Chris Mann (March 9, 1949, Australia – September 12, 2018, New York City) was an Australian composer, poet and performer specializing in the emerging field of compositional linguistics, coined by Kenneth Gaburo and described by Mann as "the mechanism whereby you understand what I'm saying better than I do".
He was, in the last 2 decades of his life, based in New York City.

Mann studied Chinese and linguistics at the University of Melbourne, and his interest in language, systems, and philosophy is evident in his work. Mann founded the New Music Centre in 1972 and taught at the State College of Victoria in the mid-1970s. He then left teaching to work on research projects involving cultural ideas of information theory and has been recognized by UNESCO for his work in that field.

Mann moved to New York in the 1980s and was an associate of American composers John Cage and Kenneth Gaburo. He performed text in collaboration with artists such as Thomas Buckner, David Dunn, Annea Lockwood, Larry Polansky, and Robert Rauschenberg.

Mann recorded with the ensemble Machine For Making Sense with Amanda Stewart, Rik Rue and others, Chris Mann and the Impediments (with two backup singers and Mann reading a text simultaneously while only being able to hear one another), and Chris Mann and The Use. His piece The Plato Songs, a collaboration with Holland Hopson and R. Luke DuBois, features realtime spectral analysis and parsing of the voice into multiple channels based on phonemes. Mann has also participated in the 60x60 project.
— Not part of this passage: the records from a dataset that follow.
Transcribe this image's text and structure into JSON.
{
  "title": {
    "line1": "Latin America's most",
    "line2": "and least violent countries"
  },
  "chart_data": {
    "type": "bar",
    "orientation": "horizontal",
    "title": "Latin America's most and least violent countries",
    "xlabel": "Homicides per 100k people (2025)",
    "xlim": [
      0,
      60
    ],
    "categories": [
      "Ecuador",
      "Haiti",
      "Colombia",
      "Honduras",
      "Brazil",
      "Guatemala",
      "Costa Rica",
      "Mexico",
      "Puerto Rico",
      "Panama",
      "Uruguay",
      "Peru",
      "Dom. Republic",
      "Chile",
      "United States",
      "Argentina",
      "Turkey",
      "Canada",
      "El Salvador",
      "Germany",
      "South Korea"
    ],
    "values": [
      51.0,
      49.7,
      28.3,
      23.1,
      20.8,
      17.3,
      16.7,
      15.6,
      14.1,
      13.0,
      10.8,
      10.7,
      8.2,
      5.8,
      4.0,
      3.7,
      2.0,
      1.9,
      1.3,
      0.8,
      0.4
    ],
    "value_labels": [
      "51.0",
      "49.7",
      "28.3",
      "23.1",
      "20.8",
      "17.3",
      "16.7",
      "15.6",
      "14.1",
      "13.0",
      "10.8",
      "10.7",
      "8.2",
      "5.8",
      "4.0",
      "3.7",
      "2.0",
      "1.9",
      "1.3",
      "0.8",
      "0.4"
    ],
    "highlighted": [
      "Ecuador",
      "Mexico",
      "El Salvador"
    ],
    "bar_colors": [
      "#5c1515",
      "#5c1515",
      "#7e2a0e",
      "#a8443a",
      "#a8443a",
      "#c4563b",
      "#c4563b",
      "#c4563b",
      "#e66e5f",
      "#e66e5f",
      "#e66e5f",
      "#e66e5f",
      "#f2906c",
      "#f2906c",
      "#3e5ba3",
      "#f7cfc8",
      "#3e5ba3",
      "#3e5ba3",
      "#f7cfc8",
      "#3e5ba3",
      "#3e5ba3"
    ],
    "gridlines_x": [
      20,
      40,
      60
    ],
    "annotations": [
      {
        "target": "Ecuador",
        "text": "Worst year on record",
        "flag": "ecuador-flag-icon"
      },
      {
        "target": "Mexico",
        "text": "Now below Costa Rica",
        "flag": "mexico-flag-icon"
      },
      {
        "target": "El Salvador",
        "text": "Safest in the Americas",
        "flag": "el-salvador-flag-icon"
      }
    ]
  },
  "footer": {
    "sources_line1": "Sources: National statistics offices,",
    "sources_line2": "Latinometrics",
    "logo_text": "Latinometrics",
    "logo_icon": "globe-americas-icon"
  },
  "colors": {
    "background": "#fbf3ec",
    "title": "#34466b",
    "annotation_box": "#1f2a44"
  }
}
Mann taught in the Media Studies Graduate program at The New School. He died in September 2018 after a recurrence of cancer. He is survived by his wife and two children.

==Articles and reviews==
Artist Chris Mann to vocalize his new work to St. Cloud
by Tim Post, Minnesota Public Radio
1 April 2005

==Publications==
- Words & Classes, Outback Press, Melbourne 1978.
- doin 2s, phon'm, Melbourne 1982 and Artelec, Paris 1983.
- Word for word, Christine, New York 1983.
- Subjective beats metaphor, NMA, Melbourne 1985.
- LA DE DA, collective effort, Melbourne 1985.
- The Rationales, NMA/post neo, Melbourne 1986.
- da-dum, Glass Box/WA, Melbourne 1987.
- of course, collective effort, Melbourne 1988.
- Tuesday, collective effort, Melbourne 1989.
- Birth of Peace, NMA, Melbourne 1990.
- 38'37" A Machine for Making Sense, NMA, Melbourne 1990.
- Chris Mann and Grammar, Lingua, Iowa City 1991.
- On second thoughts, Tall Poppies, Sydney 1994 and OO Discs, New York 1994.
- Chris Mann and the Impediments, OO Discs, New York 1995.
- 62 Composers on Chris Mann, Frog Peak, Hanover 1997.
- Talk is cheap, split, Sydney 1997.
- Working hypothesis, Station Hill, Barrytown 1998.
- Consciousness, split, Sydney 1999.
- chris mann and the use, Lovely Music, Ltd. CD 3091, 2002
- Of Course (newsprint); The Rationales (pad, from NMA Publications);
- Tuesday (pamphlet);
- "I got ten bucks says Barrabas had a dad. . ." (ribbon);
- "fee fie form odds is on. . ."(postcard)
- Tablecloth.
- Word for Word.
- Chris Mann and Grammar. (Lingua Press).
- Frog Peak Anthology. Writings by Harrison, Mann, Wendt, and others, edited by Carter Scholz. Frog Peak Publication.
- Working Hypothesis.
- How Do You Know That. Guppy Vol. I, No. 3: Text. .
- 010011.net (Machine for Making Sense) Jewish Museum, New York 2013.

==Discography==
- Frog Peak Collaborations Project
- 60x60 (2006–2007)
- Talking about Healesville. Man04.
- The Birth of Peace. Multimedia work for goldfish-controlled computers and poets; Comes with book, ring and plastic fish.